郵便貯金は全国何処ででも貯金を引き下ろせるから銀行より便利だよね」とアピールする事で贖罪を図る雑記

 毎月給料日に、前月分の呑み代や弁当代、お茶や珈琲の積立金、労働組合の組合費を支払うイヴェントがある。全員の支払い金額を計算し、徴収し、ツケをそれぞれに支払うのは、面倒なので下っ端の仕事だ。今月は、数ヶ月前からこの任務を押し付けたF新兵が不在だった。よって、シメジがやる事になった。



 昼休みに集金し、郵便局でカネを振り込まねばならない。時計を見ると、昼休みは残り20分。昼イチで検査が入っているから、急がねばならない。ついでに財布の中が少々寂しくなって来ているので、郵便貯金も下ろして来よう。

 郵便局に着いて、2台並んだATMの右側、振込用紙での振込が可能な方の機械の前に立つ。ピピピと慣れた手つきで操作、組合費を振り込む。ついでに、周囲は人が居ないようなので、左側の機械も同時進行で操作し、カードを挿入し貯金を下ろす。1万円札ばっかだと使い辛いので、千円札9枚になるよう、¥39,000を下ろす。振り込み作業は終わり、あとは左側の貯金引き落としだけ。

 ATMコーナーの自動ドアが開き、人が入って来た。良かった、振込みが先に終わってて。見ると、農水省の小役人、まはらさんだった。まはらさんと会話しつつ、カードを取り、利用明細を取り、挨拶して郵便局を出る。

 事務所に戻り時計を見ると、既に12時55分。支払い先ごとに集めたカネを振り分け、よしっ、収支がピッタリ合った(先月は¥20ズレたのでシメジが被った)。ハッ、もう13時だ、検査に行かねば。



 検査を終え事務所に戻ると、机の上には何かメモが。「郵便局の○○さんから電話がありました」。何だろうと思いつつ携帯を見ると、町内の局番からの不在着信が3件も。更に何故か、地元の役場らしき番号(市外局番が地元で最後4桁が「1111」)からも掛かって来ている。

 ハッΣ(゜ロ゜〃)!!!!

 恐る恐る財布を覗き込む。Σ( ̄□ ̄ll)ガーン やっぱり、下ろした筈の¥39,000が入っていない。しまった、下ろしたカネを取らず、そのまま郵便局を出てしまったようだ。カ、カードは……。(^。^;)ホッ、こっちは大丈夫だ。
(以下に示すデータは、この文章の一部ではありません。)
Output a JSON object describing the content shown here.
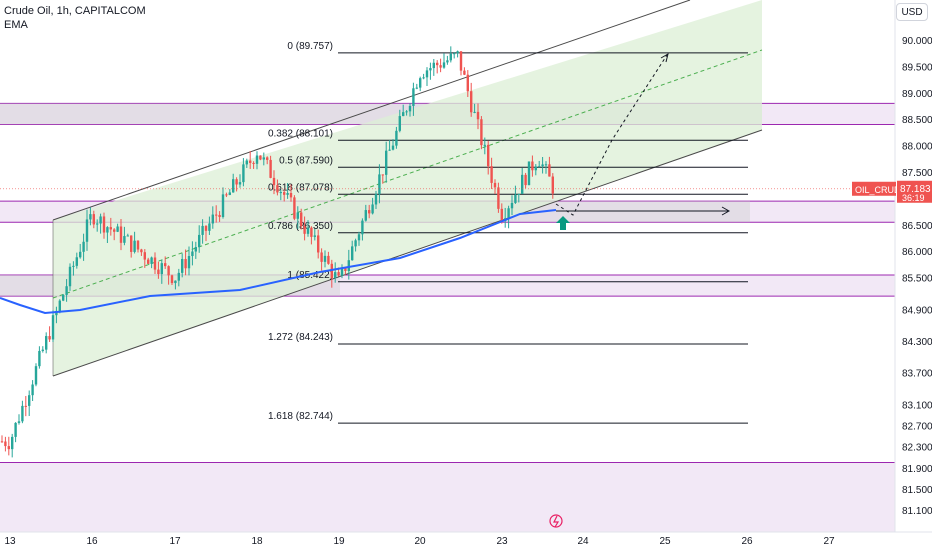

 思い出してみる。左側の機械にカードを入れ、暗証番号と金額を入力する。右側の機械で振込みが終わる。利用明細を取る。左側の機械にカードと利用明細と¥39,000が出て来る。まはらさんに気付く。左側の機械からカードと明細を取る。まはらさんと話す。まはらさんも今日は給料日、カネを下ろすようだ。まはらさんとまた話す。一緒に郵便局を出る。

 ……カネ取ってない_| ̄|○

 やっぱり、2台同時にATMを使ったり、人と話しながら他の事をしようとすると、何か大事な事を忘れてしまったりするものなんだなぁ。



 シメジの¥39,000が残されたATMは、20秒経過してカネが取り出されなかった為にシャットされ、郵便局奥のブザーが鳴ったらしい。そんなシステムだったとは、知らんかった。直前に使用したカードから、シメジの実家の電話番号が判明し(この口座は中学時代に地元で作った)、実家に居た祖母上が役場の父上の番号を郵便局員に伝え、父上がシメジの職場と携帯の電話番号を伝え、そしてシメジに連絡が至った、という事らしい。

 ……ばあちゃん、一種の振り込め詐欺みたいな電話に、意外と冷静に対応したなぁ。

 それにしても、郵便局員の方には、非常に迷惑を掛けてしまった。後で郵便局にカネを取りに行った時、お礼とお詫びをしたが、こんな事ってそうそう頻繁にあるものでも無かろうから、申し訳無い思いだ。

 いやぁしかし、カネがちゃんと帰って来て良かった。



 そして、もう1つ思った事。

 心配掛けてるといけないので、郵便局と連絡が取れた直後、役場の父上にもTELしてみた。父上は、シメジの馬鹿さ加減に笑いながらも、気を付けろと父らしい事を言っていた。

 ……シラフの父上と話したのは、いつ以来だろう。